- Location of Sun in St. Tammany Parish, Louisiana.
- Location of Louisiana in the United States
- Coordinates: 30°39′00″N 89°54′01″W﻿ / ﻿30.65000°N 89.90028°W
- Country: United States
- State: Louisiana
- Parish: St. Tammany

Area
- • Total: 4.50 sq mi (11.66 km^{2})
- • Land: 4.27 sq mi (11.05 km^{2})
- • Water: 0.23 sq mi (0.60 km^{2})
- Elevation: 69 ft (21 m)

Population (2020)
- • Total: 392
- • Density: 91.8/sq mi (35.46/km^{2})
- Time zone: UTC-6 (CST)
- • Summer (DST): UTC-5 (CDT)
- Area code: 985
- FIPS code: 22-73955
- Website: https://www.villageofsun.com/

= Sun, Louisiana =

Sun is a village in the northeastern corner of St. Tammany Parish, Louisiana, United States. The population was 470 at the 2010 census, and 392 in 2020. It is part of the New Orleans-Metairie-Kenner metropolitan statistical area.

==Geography==
Sun is located at . According to the United States Census Bureau, the village has a total area of 4.5 sqmi, of which 4.3 sqmi is land and 0.1 sqmi (3.14%) is water.

==Demographics==

As of the census of 2000, there were 471 people, 193 households, and 134 families residing in the village. The population density was 109.0 PD/sqmi. There were 217 housing units at an average density of 50.2 /sqmi. The racial makeup of the village was 85.99% White, 11.46% African American, 0.42% Native American, 0.42% Asian, and 1.70% from two or more races. Hispanic or Latino of any race were 0.42% of the population.

There were 193 households, out of which 14.5% had a female householder with no husband present, and 30.1% were non-families. 23.8% of all households were made up of individuals, and 9.3% had someone living alone who was 65 years of age or older. The average household size was 2.44 and the average family size was 2.82.

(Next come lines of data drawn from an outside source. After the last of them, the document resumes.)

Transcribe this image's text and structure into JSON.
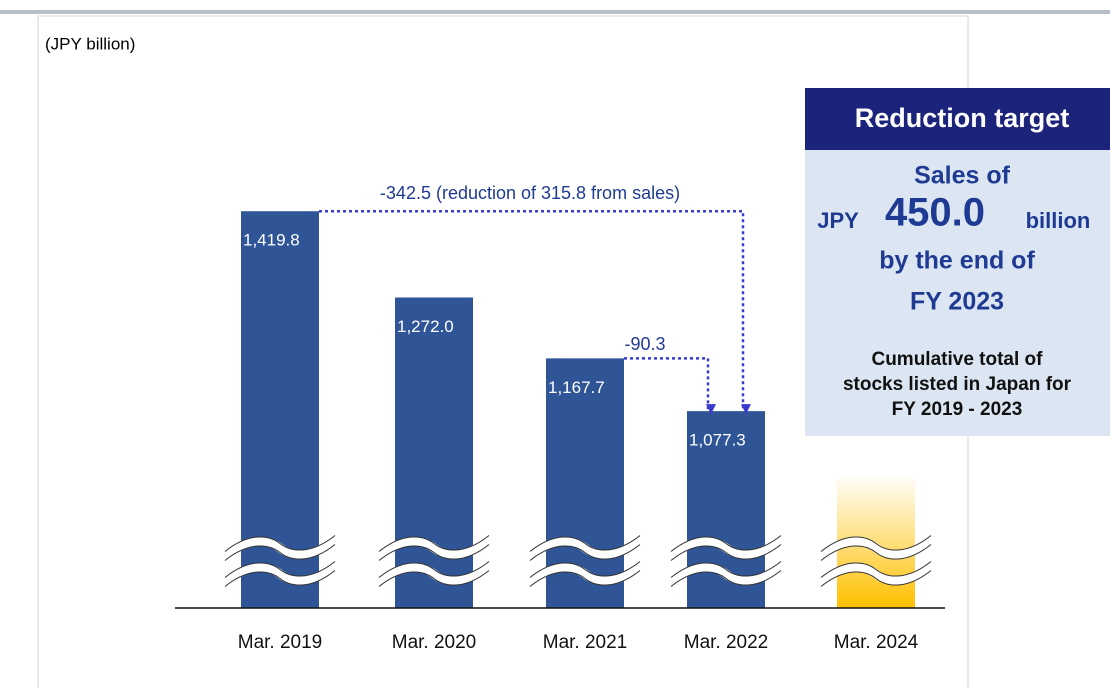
{
  "chart_data": {
    "type": "bar",
    "unit_label": "(JPY billion)",
    "categories": [
      "Mar. 2019",
      "Mar. 2020",
      "Mar. 2021",
      "Mar. 2022",
      "Mar. 2024"
    ],
    "values": [
      1419.8,
      1272.0,
      1167.7,
      1077.3,
      970
    ],
    "value_labels": [
      "1,419.8",
      "1,272.0",
      "1,167.7",
      "1,077.3",
      null
    ],
    "colors": [
      "#2f5597",
      "#2f5597",
      "#2f5597",
      "#2f5597",
      "#ffc000"
    ],
    "ylim": [
      740,
      1720
    ],
    "annotations": {
      "long": "-342.5 (reduction of 315.8 from sales)",
      "short": "-90.3"
    },
    "target_box": {
      "header": "Reduction target",
      "line1": "Sales of",
      "prefix": "JPY",
      "amount": "450.0",
      "suffix": "billion",
      "line3": "by the end of",
      "line4": "FY 2023",
      "note1": "Cumulative total of",
      "note2": "stocks listed in Japan for",
      "note3": "FY 2019 - 2023"
    }
  }
}
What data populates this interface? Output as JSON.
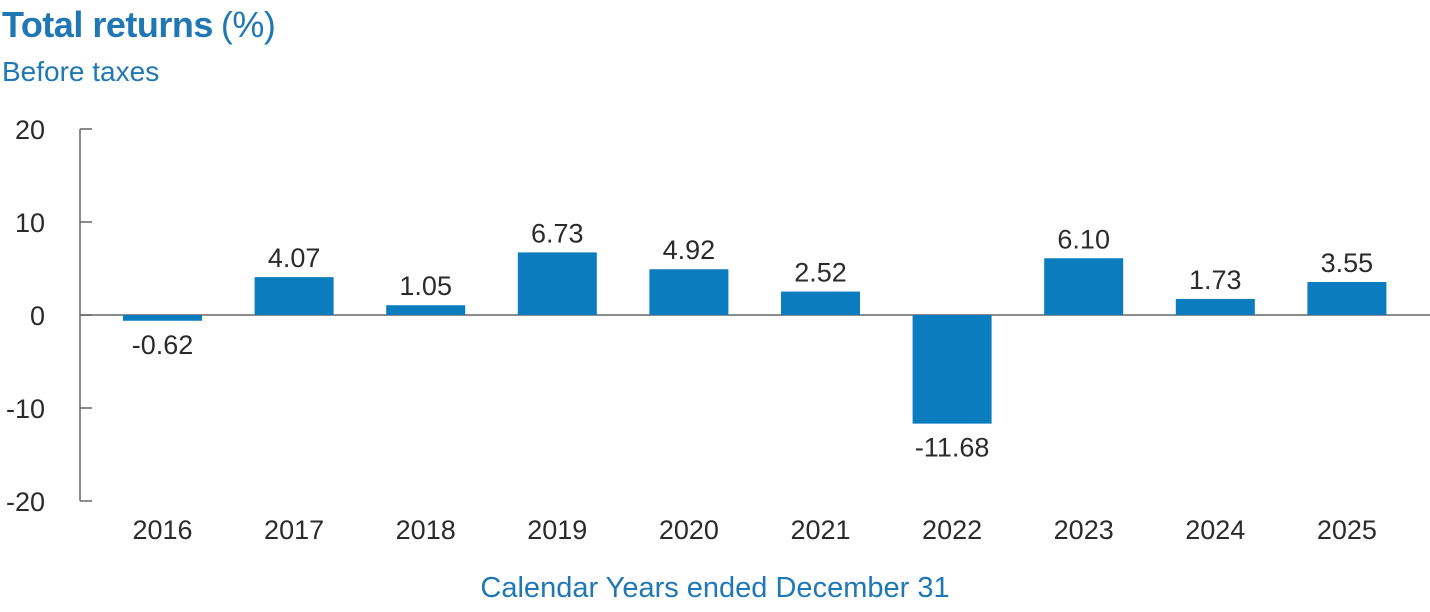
{
  "chart_data": {
    "type": "bar",
    "title": "Total returns",
    "title_unit": "(%)",
    "subtitle": "Before taxes",
    "xlabel": "Calendar Years ended December 31",
    "ylabel": "",
    "categories": [
      "2016",
      "2017",
      "2018",
      "2019",
      "2020",
      "2021",
      "2022",
      "2023",
      "2024",
      "2025"
    ],
    "values": [
      -0.62,
      4.07,
      1.05,
      6.73,
      4.92,
      2.52,
      -11.68,
      6.1,
      1.73,
      3.55
    ],
    "value_labels": [
      "-0.62",
      "4.07",
      "1.05",
      "6.73",
      "4.92",
      "2.52",
      "-11.68",
      "6.10",
      "1.73",
      "3.55"
    ],
    "ylim": [
      -20,
      20
    ],
    "yticks": [
      20,
      10,
      0,
      -10,
      -20
    ],
    "ytick_labels": [
      "20",
      "10",
      "0",
      "-10",
      "-20"
    ],
    "grid": false,
    "legend": "none",
    "bar_color": "#0b7dbf",
    "title_color": "#1f77b4",
    "text_color": "#2b2b2b",
    "axis_color": "#666666"
  }
}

In the village, the population was spread out, with 22.5% under the age of 18, 7.9% from 18 to 24, 28.0% from 25 to 44, 28.0% from 45 to 64, and 13.6% who were 65 years of age or older. The median age was 41 years. For every 100 females, there were 98.7 males. For every 100 females age 18 and over, there were 99.5 males.

The median income for a household in the village was $25,833, and the median income for a family was $29,750. Males had a median income of $29,286 versus $18,929 for females. The per capita income for the village was $12,391. About 11.8% of families and 20.8% of the population were below the poverty line, including 18.1% of those under age 18 and 17.2% of those age 65 or over.

Historical population
| Census | Pop. | Note | %± |
| 1960 | 224 |  | — |
| 1970 | 288 |  | 28.6% |
| 1980 | 404 |  | 40.3% |
| 1990 | 429 |  | 6.2% |
| 2000 | 471 |  | 9.8% |
| 2010 | 470 |  | −0.2% |
| 2020 | 392 |  | −16.6% |
| 2025 (est.) | 401 | Increase | 2.3% |
U.S. Decennial Census

==Education==
St. Tammany Parish Public Schools serves Sun residents.

Fifth Ward Junior High School in unincorporated St. Tammany Parish serves K-8.

Covington High School in Covington serves Sun residents.

St. Tammany Parish is within the service areas of two community colleges: Northshore Technical Community College and Delgado Community College.